Shifting the focus to the US Treasuries market. The yield on the 10yr US inflation-protected Treasury rose to pre-pandemic levels, with the real yield breaching back above zero. The Fed’s hawkish stance has resulted in a remarkable turnaround in the 10yr UST real yield, which was trading below 1% just over a month ago.

US swaps traders, meanwhile, are pricing in around 140bps worth of rate hikes over the next three FOMC meetings. This implies that the professional market is pricing in at least 50bps worth of rate hikes for the next two FOMC meetings. While we are of the view that the FOMC could well deliver a 50bps rate hike next month, two subsequent 50bps still seem unlikely but can’t be ruled out.

Market focus in the session ahead will be on the weekly bond auction. National Treasury plans to sell Selic-linked bonds maturing in 2022, 2024 and 2025 and inflation-linked NTN-F bonds maturing in 2029 and 2033. As always, the results of the auction will be published at 10:30 am local time.

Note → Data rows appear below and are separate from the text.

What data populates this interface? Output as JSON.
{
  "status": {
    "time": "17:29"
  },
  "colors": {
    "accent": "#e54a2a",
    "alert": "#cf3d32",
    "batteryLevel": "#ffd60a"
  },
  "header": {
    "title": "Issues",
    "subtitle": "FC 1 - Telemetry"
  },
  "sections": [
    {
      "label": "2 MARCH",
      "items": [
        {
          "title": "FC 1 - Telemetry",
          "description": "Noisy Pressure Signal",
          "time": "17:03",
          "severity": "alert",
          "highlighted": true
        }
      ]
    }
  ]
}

Mexico: Mexican bonds weakened yesterday due to a combination of factors. The MXN’s depreciation, alongside a persistent rally in UST yields as well as escalating tensions in the Russia-Ukraine war, have all weighed on global bond markets. Adding to the complexities, the World Bank and the IMF downgraded their global economic growth projections. The current macroeconomic backdrop suggests that MXN bond yields will continue to head higher in the near term. It is worth noting that the yield curve is trading relatively flat from the 3yr tenor out to 30yr at roughly 9%. With the market pricing in 270bps of interest rate hike risk, the yield curve has the potential to broadly flatten or, worse, invert if economic growth fears intensify.

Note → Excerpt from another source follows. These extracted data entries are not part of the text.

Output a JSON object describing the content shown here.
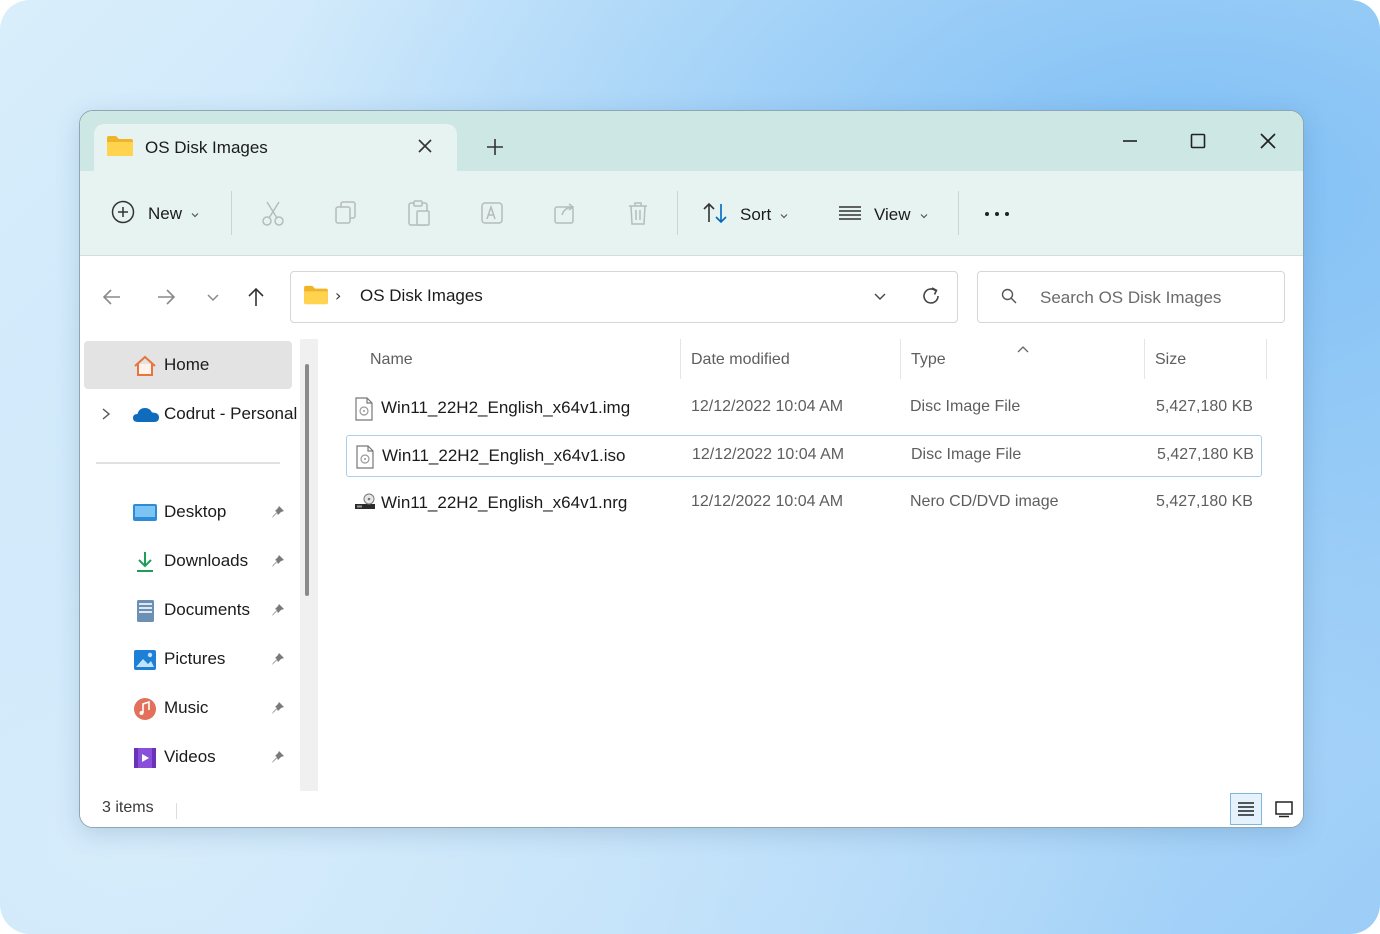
{
  "window": {
    "tab_title": "OS Disk Images"
  },
  "toolbar": {
    "new_label": "New",
    "sort_label": "Sort",
    "view_label": "View",
    "more_label": "···"
  },
  "address": {
    "crumb_separator": "›",
    "current_folder": "OS Disk Images"
  },
  "search": {
    "placeholder": "Search OS Disk Images"
  },
  "sidebar": {
    "items": [
      {
        "label": "Home",
        "icon": "home-icon"
      },
      {
        "label": "Codrut - Personal",
        "icon": "onedrive-icon"
      },
      {
        "label": "Desktop",
        "icon": "desktop-icon"
      },
      {
        "label": "Downloads",
        "icon": "downloads-icon"
      },
      {
        "label": "Documents",
        "icon": "documents-icon"
      },
      {
        "label": "Pictures",
        "icon": "pictures-icon"
      },
      {
        "label": "Music",
        "icon": "music-icon"
      },
      {
        "label": "Videos",
        "icon": "videos-icon"
      }
    ]
  },
  "columns": {
    "name": "Name",
    "date": "Date modified",
    "type": "Type",
    "size": "Size"
  },
  "files": [
    {
      "name": "Win11_22H2_English_x64v1.img",
      "date": "12/12/2022 10:04 AM",
      "type": "Disc Image File",
      "size": "5,427,180 KB",
      "icon": "disc-image-icon"
    },
    {
      "name": "Win11_22H2_English_x64v1.iso",
      "date": "12/12/2022 10:04 AM",
      "type": "Disc Image File",
      "size": "5,427,180 KB",
      "icon": "disc-image-icon"
    },
    {
      "name": "Win11_22H2_English_x64v1.nrg",
      "date": "12/12/2022 10:04 AM",
      "type": "Nero CD/DVD image",
      "size": "5,427,180 KB",
      "icon": "nero-drive-icon"
    }
  ],
  "status": {
    "items_count": "3 items"
  },
  "colors": {
    "titlebar": "#cde7e4",
    "toolbar": "#e6f3f1",
    "selection_border": "#a8d0ee",
    "accent": "#0067c0"
  }
}
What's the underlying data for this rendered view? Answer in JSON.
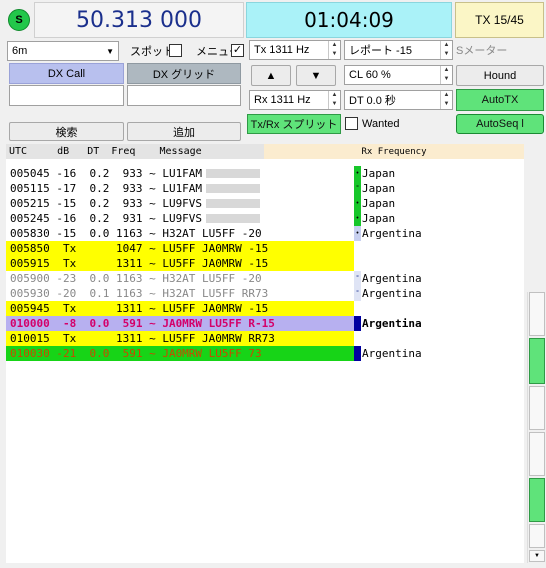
{
  "header": {
    "status_glyph": "S",
    "dial_frequency": "50.313 000",
    "utc_clock": "01:04:09",
    "tx_status": "TX 15/45"
  },
  "controls": {
    "band": "6m",
    "spot_label": "スポット",
    "menu_label": "メニュー",
    "menu_checked": "✓",
    "tx_freq": "Tx  1311  Hz",
    "report": "レポート -15",
    "smeter_label": "Sメーター",
    "cl": "CL  60 %",
    "rx_freq": "Rx  1311  Hz",
    "dt": "DT 0.0 秒",
    "hound": "Hound",
    "autotx": "AutoTX",
    "autoseq": "AutoSeq l",
    "txrx_split": "Tx/Rx スプリット",
    "wanted": "Wanted",
    "up_arrow": "▲",
    "down_arrow": "▼"
  },
  "dx": {
    "call_label": "DX Call",
    "grid_label": "DX グリッド",
    "search_button": "検索",
    "add_button": "追加"
  },
  "table": {
    "header": "UTC     dB   DT  Freq    Message",
    "rx_header": "Rx Frequency",
    "rows": [
      {
        "text": "005045 -16  0.2  933 ~ LU1FAM",
        "country": "Japan"
      },
      {
        "text": "005115 -17  0.2  933 ~ LU1FAM",
        "country": "Japan"
      },
      {
        "text": "005215 -15  0.2  933 ~ LU9FVS",
        "country": "Japan"
      },
      {
        "text": "005245 -16  0.2  931 ~ LU9FVS",
        "country": "Japan"
      },
      {
        "text": "005830 -15  0.0 1163 ~ H32AT LU5FF -20",
        "country": "Argentina"
      },
      {
        "text": "005850  Tx      1047 ~ LU5FF JA0MRW -15",
        "country": ""
      },
      {
        "text": "005915  Tx      1311 ~ LU5FF JA0MRW -15",
        "country": ""
      },
      {
        "text": "005900 -23  0.0 1163 ~ H32AT LU5FF -20",
        "country": "Argentina"
      },
      {
        "text": "005930 -20  0.1 1163 ~ H32AT LU5FF RR73",
        "country": "Argentina"
      },
      {
        "text": "005945  Tx      1311 ~ LU5FF JA0MRW -15",
        "country": ""
      },
      {
        "text": "010000  -8  0.0  591 ~ JA0MRW LU5FF R-15",
        "country": "Argentina"
      },
      {
        "text": "010015  Tx      1311 ~ LU5FF JA0MRW RR73",
        "country": ""
      },
      {
        "text": "010030 -21  0.0  591 ~ JA0MRW LU5FF 73",
        "country": "Argentina"
      }
    ]
  },
  "colors": {
    "green_dot": "#22c74a",
    "freq_text": "#1a2f8c",
    "time_bg": "#aaf2f8",
    "tx_row": "#ffff00",
    "cq_row": "#7bd87b",
    "to_me_row": "#b7b0f0",
    "to_me_text": "#d4006a",
    "last_row": "#17d417",
    "last_row_text": "#c84a00"
  }
}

Colombia: Colombian bonds have started the week off on the defensive, with yields rising notably across the curve since the long weekend. This is unsurprising given how US Treasury yields have surged recently, with Colombian bonds trading in sympathy. Interestingly, moves along the Colombian yield curve have been particularly pronounced at the belly, likely reflecting growth concerns for the period following the current tightening cycle. The broader bias for yields also remains to the topside, although falling UST yields today suggest there may be a reprieve for the market.

Chile: The Treasury yesterday successfully placed $1.65bn worth of vanilla and inflation linkers across the curve in what could be termed a successful auction. The treasury placed 2043’s, and 2050’s in size while placing 2028, 2033 and 2050 linkers which also drew strong demand from the investment community. Linkers are becoming a hot topic at the moment since the US TIP 10yr moved back above 0% for the first time in 2yrs yesterday.

Moving over to the bond curve we see that 10v3 is looking to trade flat in due course. The spread is slowly moving out of negative territory now quoted at -11 bpts after trading at an all time low of -153.22 bpts on the 14th March 2022. The very front end of the curve remains driven by inflation expectations and thus the PPI numbers due for release this Friday will hold special significance.

Peru: The surge higher for local bond yields continued yesterday, with the benchmark 10yr tenor's yield rising to over 7.500%. Taking a technical look at the bond, we see that the stochastic is looking very oversold at the moment. However, the yield is nearing the 100% retrace of the January 2016 high of 7.702%, which the bears will surely be looking to push through. Therefore, there may be room for even higher yields over the near term, especially given the global macro backdrop at present, which is faced with surging inflation, tighter global financial conditions, and elevated levels of uncertainty.